Coloco também como um desafio para 2020 a ampliação do Programa Nacional de Triagem Neonatal, do Ministério da Saúde. Instituída em 2001, após 18 anos, essa triagem biológica segue estagnada na detecção de apenas seis doenças. Enquanto isso, na rede privada já existe o teste expandido que detecta cerca de 50 doenças. A gotinha de sangue colhida do recém-nascido pode salvar vidas e mudar o futuro de um brasileiro evitando limitações severas, perda da autonomia e independência.

O governo do Distrito Federal nos oferece um excelente exemplo de que essa ampliação é viável: em 2008 ampliou a triagem neonatal para rastrear 36 doenças diferentes e, em 2019, aprovou legislação incluindo as doenças lisossomais e a imunodeficiência combinada grave. Com isso, o teste pode detectar 44 tipos de enfermidades na rede pública de saúde da capital federal. Entre as doenças mais encontradas no teste do pezinho ampliado está a deficiência de glicose-6-fosfato desidrogenase (G6PD), enzima presente nas células do corpo que auxilia na produção de substâncias que as protegem de fatores oxidantes. A doença não é diagnosticada no SUS pelo programa do governo federal. O não tratamento pode acarretar severas sequelas neurológicas.

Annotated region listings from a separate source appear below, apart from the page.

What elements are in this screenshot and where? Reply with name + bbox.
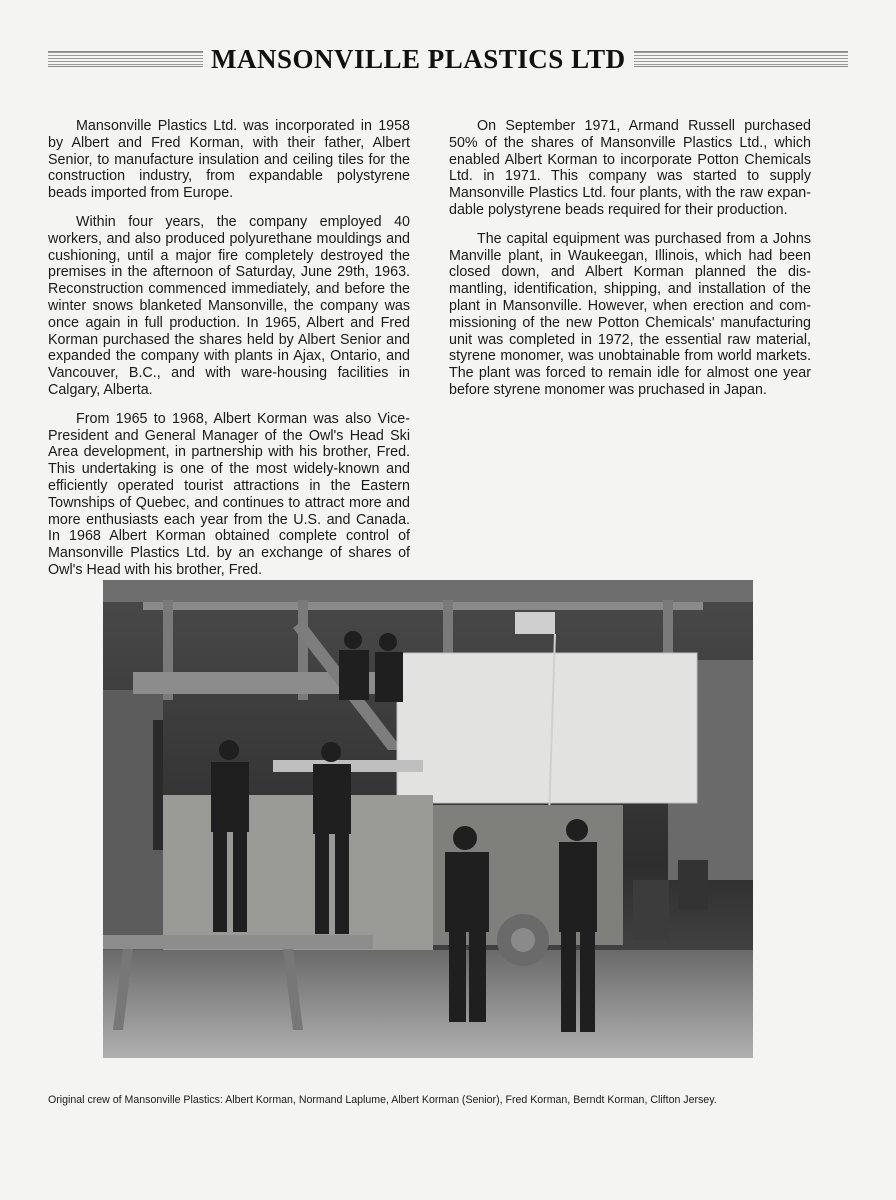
page-title: MANSONVILLE PLASTICS LTD bbox=[211, 43, 626, 74]
paragraph: On September 1971, Armand Russell purchased 50% of the shares of Mansonville Plastics Ltd., which enabled Albert Korman to incorporate Potton Chemicals Ltd. in 1971. This company was started to supply Mansonville Plastics Ltd. four plants, with the raw expan-dable polystyrene beads required for their production. bbox=[449, 118, 811, 218]
left-column bbox=[48, 118, 410, 591]
crew-photo bbox=[103, 580, 753, 1058]
title-rule-left bbox=[48, 51, 203, 67]
title-bar bbox=[48, 44, 848, 74]
right-column bbox=[449, 118, 811, 411]
paragraph: Mansonville Plastics Ltd. was incorporated in 1958 by Albert and Fred Korman, with their father, Albert Senior, to manufacture insulation and ceiling tiles for the construction industry, from expandable polystyrene beads imported from Europe. bbox=[48, 118, 410, 202]
factory-photo-illustration bbox=[103, 580, 753, 1058]
photo-caption: Original crew of Mansonville Plastics: Albert Korman, Normand Laplume, Albert Korman (Senior), Fred Korman, Berndt Korman, Clifton Jersey. bbox=[48, 1094, 717, 1106]
paragraph: The capital equipment was purchased from a Johns Manville plant, in Waukeegan, Illinois, which had been closed down, and Albert Korman planned the dis-mantling, identification, shipping, and installation of the plant in Mansonville. However, when erection and com-missioning of the new Potton Chemicals' manufacturing unit was completed in 1972, the essential raw material, styrene monomer, was unobtainable from world markets. The plant was forced to remain idle for almost one year before styrene monomer was pruchased in Japan. bbox=[449, 230, 811, 398]
title-rule-right bbox=[634, 51, 848, 67]
paragraph: From 1965 to 1968, Albert Korman was also Vice-President and General Manager of the Owl's Head Ski Area development, in partnership with his brother, Fred. This undertaking is one of the most widely-known and efficiently operated tourist attractions in the Eastern Townships of Quebec, and continues to attract more and more enthusiasts each year from the U.S. and Canada. In 1968 Albert Korman obtained complete control of Mansonville Plastics Ltd. by an exchange of shares of Owl's Head with his brother, Fred. bbox=[48, 410, 410, 578]
paragraph: Within four years, the company employed 40 workers, and also produced polyurethane mouldings and cushioning, until a major fire completely destroyed the premises in the afternoon of Saturday, June 29th, 1963. Reconstruction commenced immediately, and before the winter snows blanketed Mansonville, the company was once again in full production. In 1965, Albert and Fred Korman purchased the shares held by Albert Senior and expanded the company with plants in Ajax, Ontario, and Vancouver, B.C., and with ware-housing facilities in Calgary, Alberta. bbox=[48, 213, 410, 398]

Outra doença que deveria estar no Programa Nacional de Triagem Neonatal é a galactosemia, quando o organismo não consegue processar a galactose, um tipo de açúcar presente no leite e em outros alimentos. O Brasil é o país com a segunda maior incidência de galactosemia clássica do mundo. Por meio de medidas simples e restrições alimentares, a criança diagnosticada precocemente tem a chance de não ter convulsões, catarata, atraso neurológico, entre outros.

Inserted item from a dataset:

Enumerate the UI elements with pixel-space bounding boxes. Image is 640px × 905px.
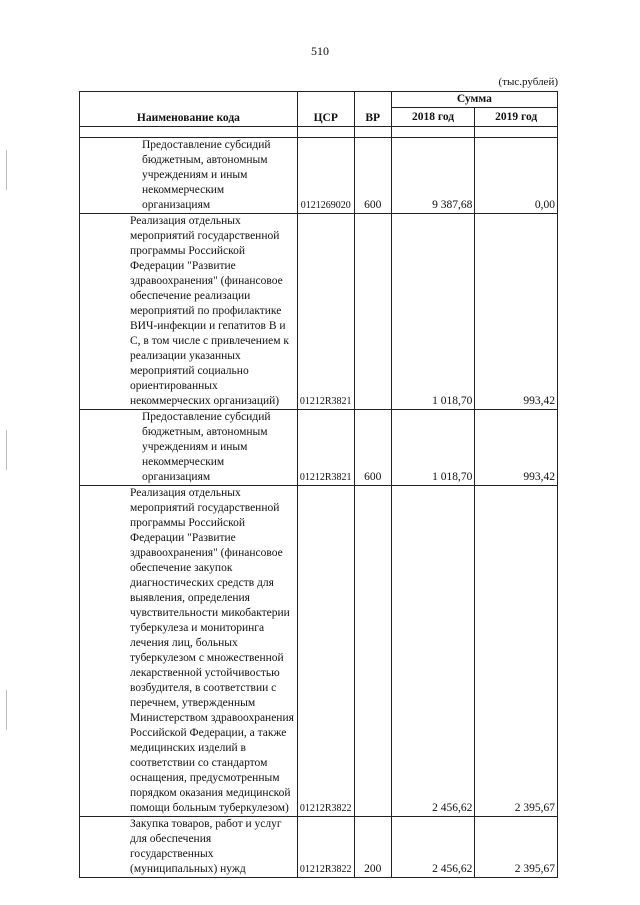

Por fim, lembro que as questões das pessoas com doenças raras perpassam por variadas políticas: educação, trabalho, transporte, cultura, saúde, lazer, esporte, habitação. As transformações devem acontecer nas mais diversas dimensões de vida desses cidadãos, com o objetivo de promover sua plena e efetiva inclusão social. É preciso que o Poder Público e a sociedade de modo geral compreendam e incorporem a ideia de que uma ação que não contempla uma pessoa com doença rara ou com uma deficiência está incompleta. Simplesmente porque exclui uma parcela significativa da população. E uma nação que mira de fato o desenvolvimento não consegue crescer negligenciando a sua principal matéria prima, as pessoas.

Mara Gabrilli, é Senadora da República representando o estado de São Paulo.  É presidente da Frente Parlamentar Mista de Atenção Integral às Pessoas com Doenças Raras. Publicitária e psicóloga, também foi vereadora na Câmara Municipal e Secretária da Pessoa com Deficiência da Prefeitura de São Paulo.